In every country, the fiscal capture layer must be live at least 90 days before the deadline or fines start. Peru SIRE — mandatory for all. Mexico CFDI 4.0 plus Carta Porte 3.1 — mandatory. Colombia payroll electrónica — mandatory for SMBs with more than 10 employees. Argentina — track monotributo categories and currency revaluation. Chile — most are formally compliant already; the focus is on the analytics layer.

What ROI to expect in real numbers?

Base pattern: 5–15% margin lift in 6–12 months80% reduction in admin time, full fiscal compliance. Exact numbers depend on the vertical. Retail and food return faster (3–6 months to visible impact). B2B services take longer (9–18 months).

When to plug in ML or AI and where to start?

After layers 1–3 are closed. Before that, ML is fashion, not a tool. First use case: demand forecasting (works across retail, food, manufacturing). Second: pricing optimization. Third: churn and retention for subscription models. AI agents for customer support come later, once a normalized customer 360 exists.

How much does doing this properly actually cost?
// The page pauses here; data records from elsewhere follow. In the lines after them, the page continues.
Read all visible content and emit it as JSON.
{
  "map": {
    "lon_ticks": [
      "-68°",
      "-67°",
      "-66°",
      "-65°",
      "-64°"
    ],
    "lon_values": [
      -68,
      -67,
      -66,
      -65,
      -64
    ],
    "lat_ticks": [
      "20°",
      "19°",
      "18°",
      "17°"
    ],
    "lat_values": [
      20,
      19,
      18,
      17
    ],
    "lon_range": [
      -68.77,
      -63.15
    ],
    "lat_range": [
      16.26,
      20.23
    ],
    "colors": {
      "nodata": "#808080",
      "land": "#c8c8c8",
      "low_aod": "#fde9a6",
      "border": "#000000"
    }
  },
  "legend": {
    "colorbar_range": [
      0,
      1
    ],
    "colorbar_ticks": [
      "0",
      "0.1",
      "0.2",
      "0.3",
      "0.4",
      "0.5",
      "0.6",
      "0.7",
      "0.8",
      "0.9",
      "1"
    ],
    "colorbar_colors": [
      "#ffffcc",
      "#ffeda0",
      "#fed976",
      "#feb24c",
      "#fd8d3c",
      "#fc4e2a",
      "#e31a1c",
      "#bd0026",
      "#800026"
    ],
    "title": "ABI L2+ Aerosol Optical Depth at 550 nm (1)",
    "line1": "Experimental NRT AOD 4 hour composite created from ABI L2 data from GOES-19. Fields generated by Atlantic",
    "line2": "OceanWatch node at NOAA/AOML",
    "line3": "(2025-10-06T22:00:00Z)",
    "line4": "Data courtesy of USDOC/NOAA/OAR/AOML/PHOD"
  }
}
SMB 10–50 employees: USD 20–40k implementation, USD 200–500 per month run cost. SMB 50–200 employees: USD 40–80k plus USD 500–1,500 per month. SMB 200+: USD 80–250k plus USD 1,500–5,000 per month. That is a fraction of what the same company loses each year without a working data stack.

What if I just fix e-invoicing and leave the rest for later?

It works — for 12 to 18 months. After that, the problem surfaces: fiscal data lives in the compliance integration, operational data lives in Excel or WhatsApp, and the two never reconcile. Rebuilding layer 2 on top of a poorly thought-out layer 1 costs 40–80% more than doing it right from the start. It is the most expensive technical debt in the SMB stack.